Se pasea Atenea por los pulidos suelos de “El Hechizo” como una diosa entre los mortales, ostentando belleza y palmito para apetito de los seres carnales que la observan fascinados. Es su momento y lo sabe; lleva toda la tarde interpretando su papel, preparando el escenario para convertir el deseo en una cita ineludible. Arturo estará allí, sin duda, su caballero de brillante armadura y apostura apolínea. Bizarro, gallardo, un mesías entre sus acólitos. Para él se ha coloreado el rostro, pintando brillos de colores, purpurina y sombra de ojos, pintalabios carmesí y retoques de cabello dorado que se encrespan y ondulan como un océano áureo destinado a barnizar la dermis de las diosas.

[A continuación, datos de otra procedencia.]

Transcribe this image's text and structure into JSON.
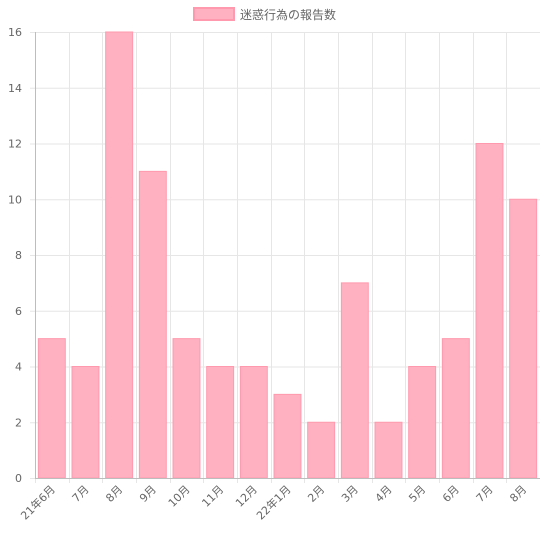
{
  "chart_data": {
    "type": "bar",
    "categories": [
      "21年6月",
      "7月",
      "8月",
      "9月",
      "10月",
      "11月",
      "12月",
      "22年1月",
      "2月",
      "3月",
      "4月",
      "5月",
      "6月",
      "7月",
      "8月"
    ],
    "series": [
      {
        "name": "迷惑行為の報告数",
        "values": [
          5,
          4,
          16,
          11,
          5,
          4,
          4,
          3,
          2,
          7,
          2,
          4,
          5,
          12,
          10
        ]
      }
    ],
    "ylim": [
      0,
      16
    ],
    "yticks": [
      0,
      2,
      4,
      6,
      8,
      10,
      12,
      14,
      16
    ],
    "grid": true,
    "legend_position": "top"
  },
  "colors": {
    "bar_fill": "#ffb1c1",
    "bar_stroke": "#ff99ae",
    "grid": "#e6e6e6",
    "text": "#666666"
  }
}
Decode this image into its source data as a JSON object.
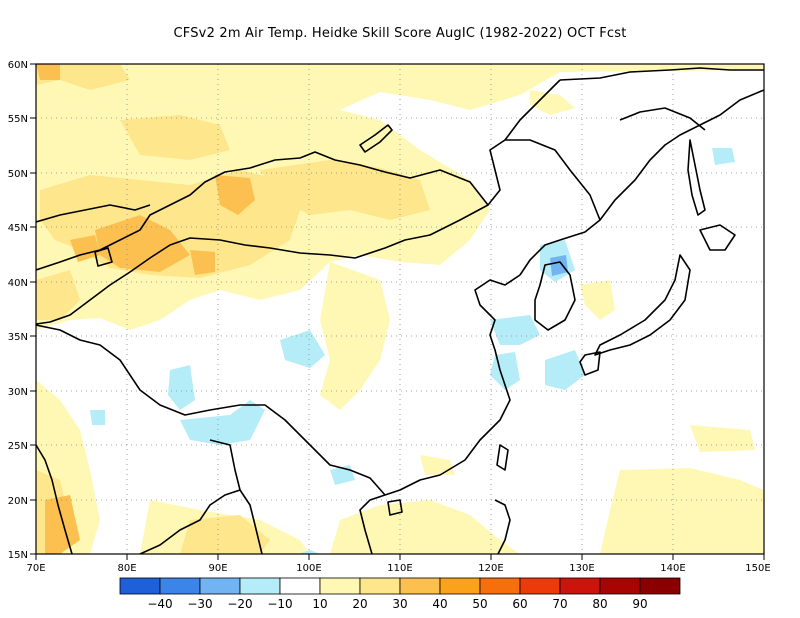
{
  "title": "CFSv2  2m Air Temp. Heidke Skill Score AugIC (1982-2022) OCT Fcst",
  "map": {
    "lat_ticks": [
      "60N",
      "55N",
      "50N",
      "45N",
      "40N",
      "35N",
      "30N",
      "25N",
      "20N",
      "15N"
    ],
    "lon_ticks": [
      "70E",
      "80E",
      "90E",
      "100E",
      "110E",
      "120E",
      "130E",
      "140E",
      "150E"
    ],
    "lat_range": [
      15,
      60
    ],
    "lon_range": [
      70,
      150
    ],
    "grid": "dotted"
  },
  "colorbar": {
    "labels": [
      "−40",
      "−30",
      "−20",
      "−10",
      "10",
      "20",
      "30",
      "40",
      "50",
      "60",
      "70",
      "80",
      "90"
    ],
    "colors": [
      "#1f5fd8",
      "#3c84e8",
      "#72b4f2",
      "#b4ecf7",
      "#ffffff",
      "#fff8b4",
      "#fde68c",
      "#fcc050",
      "#f9a21a",
      "#f76e0c",
      "#ec3a0a",
      "#cc140c",
      "#a80404",
      "#8a0000"
    ]
  }
}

A su cuerpo escultural se ciñe un vestido de raso del color del vino. Aromas frutales exudan su piel atezada, el color esmeraldino de sus ojos es el puerto donde atracan sus amantes, moscones aturdidos que revolotean en derredor, suplicando miradas, una breve conversación, una amistad incipiente que, acaso, derive más adelante en pasión encendida y eterno amor.
“La reina de la noche”, así la llaman, así la invocan sin descanso en sesiones interminables de sueños salaces quienes pretenden que la dama de belleza exquisita y ademanes de princesa repare en su presencia insignificante y sus conversaciones hueras.
Es un ritual; un torneo, una competición de fondo para decidir quién saldrá cogido de la mano de la mujer más hermosa que jamás ha existido. Se pasea Atenea como un trofeo que se exhibe para jactancia de su ensoberbecido poseedor. Baila, susurra, se contonea y se pasea ante un tribunal de babosos lujuriosos. Bebe con moderación, se ríe sin motivo, finge interés y gran sapiencia cuando quiere Atenea fusionar su belleza con parámetros de profunda cavilación y metodología. Sus errores mayúsculos, sus patinazos y dislates constantes desnudan a la mujer que suspira por sí misma y da gracias a la vida por concederle el capricho de una genética perfecta. Ellos la perdonan. No buscan anidar en su alma ni confabularse con sus pensamientos: sólo buscan su cuerpo, que es como el fruto prohibido del paraíso privado de unos pocos elegidos.